Наступает на хвост собаке – та жалобно скулит – и неуверенным шагом направляется к каминной полке, размахивая руками. Папа едва не опрокидывает урну, но тут из коридора слышится грубый мужской голос. Папа поворачивается в сторону двери (более-менее). На лице – ангельское выражение, взгляд полон слепого обожания.
ПАПА: А это наш Брен. Пойду встречу его. Урна вот здесь, если хотите взглянуть.
В комнату входит невысокий мужчина с взлохмаченными рыжими волосами. Он как будто не замечает никого вокруг, но при этом кричит – точнее, бушует. На нем довольно модная одежда, включая платок-галстук. Несмотря на маленький рост, он словно занимает собой все пространство.
БРЕН, с криками и жестикуляцией: И я сказал поэту-лауреату!.. Должен ведь я хоть раз в жизни!.. Это прямо как!.. Не могу понять, не понимаю! Это неправильно! Я люблю ее, по-настоящему люблю!
Брен срывает с себя одежду и плачет. Чья-то тонкая рука проникает в комнату и вытаскивает Брена в коридор. Едва можно рассмотреть небольшую головку с простой прической за краем двери – это Лотта, двадцати девяти лет.
ЛОТТА: Не обращайте внимания. А вы все без чая? Сейчас принесу.
Лотта выходит, таща за собой рыдающего Брена. Хлопает дверь, и вновь становится тихо.
М-Р ПЯТИПЕНС: Возможно, ей потребуется помощь с чаем?
ПАПА: Моя дочь вполне способна сама приготовить чай, мистер Пятипенс. Или, думаете, не способна?
М-Р ПЯТИПЕНС: Сдается мне, она расстроена и встревожена поведением брата.
ПАПА: Это Брен, наш Единственный мальчик. Весь в маму. Видели прах?
М-Р ПЯТИПЕНС: Посмотрю позже.
ПАПА: Он познал разочарование, но справится. У девочек ни гроша. После моей смерти все окажутся на улице, если только Брена не заставят чего-то добиться.
М-Р ПЯТИПЕНС: Да что вы!
ПАПА, шепотом: Контроль арендной платы! Их тетушка, которая недавно умерла…
Папа указывает на гостиную, м-р Пятипенс не понимает, на что именно нужно смотреть.
ПАПА: …кое-что им оставила, но на эти средства не проживешь, вот бедняжки. Лотта надеялась стать учительницей, однако план не удался…
М-Р ПЯТИПЕНС: Говорите, она вернулась с Континента?

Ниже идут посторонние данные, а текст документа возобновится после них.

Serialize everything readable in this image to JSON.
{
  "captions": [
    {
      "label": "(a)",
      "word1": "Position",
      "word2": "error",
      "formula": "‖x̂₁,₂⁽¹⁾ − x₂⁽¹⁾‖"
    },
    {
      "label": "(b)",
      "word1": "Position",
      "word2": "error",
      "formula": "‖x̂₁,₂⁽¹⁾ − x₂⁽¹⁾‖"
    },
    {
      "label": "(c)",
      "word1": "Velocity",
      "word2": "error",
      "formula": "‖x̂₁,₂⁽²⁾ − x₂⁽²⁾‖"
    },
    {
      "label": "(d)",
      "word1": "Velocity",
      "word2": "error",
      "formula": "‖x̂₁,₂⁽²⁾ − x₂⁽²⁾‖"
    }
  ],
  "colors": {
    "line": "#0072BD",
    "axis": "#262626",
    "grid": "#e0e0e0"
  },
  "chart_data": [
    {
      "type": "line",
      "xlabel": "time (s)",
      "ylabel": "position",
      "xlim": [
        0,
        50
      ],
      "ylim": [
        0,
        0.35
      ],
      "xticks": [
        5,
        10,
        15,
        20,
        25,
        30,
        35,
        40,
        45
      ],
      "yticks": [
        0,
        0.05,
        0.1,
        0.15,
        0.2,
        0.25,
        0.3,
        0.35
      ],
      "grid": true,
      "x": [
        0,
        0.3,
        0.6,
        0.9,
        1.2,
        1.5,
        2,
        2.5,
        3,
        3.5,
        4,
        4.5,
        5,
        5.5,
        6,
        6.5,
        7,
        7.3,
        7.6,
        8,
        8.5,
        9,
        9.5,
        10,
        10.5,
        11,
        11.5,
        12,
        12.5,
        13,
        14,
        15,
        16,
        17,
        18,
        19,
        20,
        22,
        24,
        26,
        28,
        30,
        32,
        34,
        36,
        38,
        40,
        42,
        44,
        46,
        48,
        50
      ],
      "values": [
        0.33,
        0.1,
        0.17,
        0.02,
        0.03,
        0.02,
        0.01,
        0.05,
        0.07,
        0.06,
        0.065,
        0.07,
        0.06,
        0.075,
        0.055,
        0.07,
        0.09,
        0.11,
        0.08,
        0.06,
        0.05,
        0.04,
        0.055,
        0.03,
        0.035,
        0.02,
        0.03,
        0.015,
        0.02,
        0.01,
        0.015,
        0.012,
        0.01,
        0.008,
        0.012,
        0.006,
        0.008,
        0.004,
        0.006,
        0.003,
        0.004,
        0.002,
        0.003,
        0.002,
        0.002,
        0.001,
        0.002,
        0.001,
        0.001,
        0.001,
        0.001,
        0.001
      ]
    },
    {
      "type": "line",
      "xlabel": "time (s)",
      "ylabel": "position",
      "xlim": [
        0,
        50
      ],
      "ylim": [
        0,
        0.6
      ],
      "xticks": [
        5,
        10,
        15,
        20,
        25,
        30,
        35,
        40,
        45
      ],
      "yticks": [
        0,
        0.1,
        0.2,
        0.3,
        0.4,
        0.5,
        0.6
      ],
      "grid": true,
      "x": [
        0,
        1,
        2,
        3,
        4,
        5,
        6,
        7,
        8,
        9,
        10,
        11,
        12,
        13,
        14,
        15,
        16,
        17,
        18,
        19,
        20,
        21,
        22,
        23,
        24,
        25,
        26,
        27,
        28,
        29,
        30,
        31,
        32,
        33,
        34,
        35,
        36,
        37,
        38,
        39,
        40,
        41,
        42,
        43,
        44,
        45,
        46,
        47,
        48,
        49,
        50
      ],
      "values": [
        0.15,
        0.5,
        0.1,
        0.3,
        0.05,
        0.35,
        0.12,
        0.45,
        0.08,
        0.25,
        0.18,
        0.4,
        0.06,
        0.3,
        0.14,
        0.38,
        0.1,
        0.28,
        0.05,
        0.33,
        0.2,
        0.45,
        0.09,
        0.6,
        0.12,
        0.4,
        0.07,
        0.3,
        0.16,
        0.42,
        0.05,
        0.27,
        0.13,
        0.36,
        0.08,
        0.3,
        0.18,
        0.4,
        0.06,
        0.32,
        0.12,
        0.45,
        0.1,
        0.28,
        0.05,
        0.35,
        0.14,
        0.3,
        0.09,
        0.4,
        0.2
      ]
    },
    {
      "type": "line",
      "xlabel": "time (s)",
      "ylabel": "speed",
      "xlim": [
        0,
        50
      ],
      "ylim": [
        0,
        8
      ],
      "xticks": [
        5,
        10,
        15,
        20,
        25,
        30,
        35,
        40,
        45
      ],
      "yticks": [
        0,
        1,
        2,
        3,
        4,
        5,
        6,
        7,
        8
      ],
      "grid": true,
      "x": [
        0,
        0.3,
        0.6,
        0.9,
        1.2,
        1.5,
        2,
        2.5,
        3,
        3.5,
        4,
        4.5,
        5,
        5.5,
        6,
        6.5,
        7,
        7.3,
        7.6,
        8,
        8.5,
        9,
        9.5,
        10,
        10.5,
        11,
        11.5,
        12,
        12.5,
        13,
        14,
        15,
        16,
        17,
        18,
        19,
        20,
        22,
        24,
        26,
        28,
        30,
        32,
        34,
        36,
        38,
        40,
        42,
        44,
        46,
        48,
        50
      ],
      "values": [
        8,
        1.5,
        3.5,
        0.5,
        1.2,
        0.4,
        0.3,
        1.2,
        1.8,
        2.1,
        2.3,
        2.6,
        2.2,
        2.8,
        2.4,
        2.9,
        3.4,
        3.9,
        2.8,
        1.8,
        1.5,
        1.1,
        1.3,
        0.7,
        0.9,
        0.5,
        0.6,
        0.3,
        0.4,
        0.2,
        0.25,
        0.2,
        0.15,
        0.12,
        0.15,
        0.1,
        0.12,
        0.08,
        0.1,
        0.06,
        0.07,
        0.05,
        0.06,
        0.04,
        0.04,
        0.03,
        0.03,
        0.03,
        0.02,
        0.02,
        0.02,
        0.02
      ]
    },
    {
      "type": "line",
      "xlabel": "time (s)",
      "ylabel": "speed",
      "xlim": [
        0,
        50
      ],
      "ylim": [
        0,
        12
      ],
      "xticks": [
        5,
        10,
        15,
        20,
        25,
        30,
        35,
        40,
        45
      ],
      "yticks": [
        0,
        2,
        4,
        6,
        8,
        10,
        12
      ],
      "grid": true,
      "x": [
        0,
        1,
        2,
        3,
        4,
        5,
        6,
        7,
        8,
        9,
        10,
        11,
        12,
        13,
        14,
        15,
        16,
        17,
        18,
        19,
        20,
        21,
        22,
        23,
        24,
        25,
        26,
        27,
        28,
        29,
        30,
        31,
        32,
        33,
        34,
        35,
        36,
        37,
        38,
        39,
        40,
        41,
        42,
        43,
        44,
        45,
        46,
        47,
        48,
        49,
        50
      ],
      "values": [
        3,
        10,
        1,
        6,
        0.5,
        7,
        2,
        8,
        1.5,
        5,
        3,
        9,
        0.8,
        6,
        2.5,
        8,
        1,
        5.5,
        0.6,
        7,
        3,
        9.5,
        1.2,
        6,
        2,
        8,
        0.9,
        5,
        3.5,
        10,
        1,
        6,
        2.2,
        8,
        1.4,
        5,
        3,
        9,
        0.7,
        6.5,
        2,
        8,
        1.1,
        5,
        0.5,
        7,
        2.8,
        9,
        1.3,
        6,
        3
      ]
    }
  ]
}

ПАПА: Уж три года как. Вернулась, погруженная в меланхолию, даже не знаю почему. А вот и она, несет чай.
Входит Лотта с подносом. На ней красивое серое платье и удобные туфли. Волосы каштаново-мышиного цвета завязаны в тугой пучок. Лицо опухшее, глаза красные. Передвигается устало. Ставит поднос на столик, сдвигая разбросанное шитье, берет чайник. Рука дрожит. М-р Пятипенс вскакивает.
М-Р ПЯТИПЕНС: Позвольте мне, мисс Бронти!
ЛОТТА: Думаете, я не способна налить чай, мистер Пятипенс? Заверяю вас, мистер Пятипенс, что уж чай-то я наливать умею.
ПАПА: Мистер Пятипенс, а это моя старшая, Лотта, знакомьтесь. Лотта, детка, это Пятипенс, мой новый помощник.
ЛОТТА, неохотно: Очень приятно.
М-р Пятипенс, по-прежнему стоя, кланяется.
ЛОТТА: Сахара? Молока? Соевого?
М-Р ПЯТИПЕНС: Да. Пожалуйста!
Лотта, улыбаясь самой себе, наливает всего помногу в чай мистера Пятипенса. Он забирает у нее чашку, хотя из-за дрожащей руки Лотты половина проливается. Лотта наливает чай отцу, он пьет черный. Мужчины делают по глотку. Лотта направляется к двери.
ПАПА: А Энни дома? Зашла бы поприветствовать гостя.
ЛОТТА: Ей нездоровится, папа.
ПАПА: Надеюсь, ничего серьезного.
ЛОТТА: Нет, ничего такого. Но она в постели.
ПАПА: Раз ничего серьезно, пусть зайдет! Это ее долг – встречать моих гостей!
ЛОТТА: Если пожелаешь, могу надеть на нее платье и принести сюда, хотя не уверена, что смогу поднять… Хотя можно дотащить…
ПАПА, м-ру Пятипенсу: С младшей познакомитесь в другой день.
М-Р ПЯТИПЕНС: Хочется верить, она поправится.
ЛОТТА: Мне тоже, ведь вся стирка теперь на мне.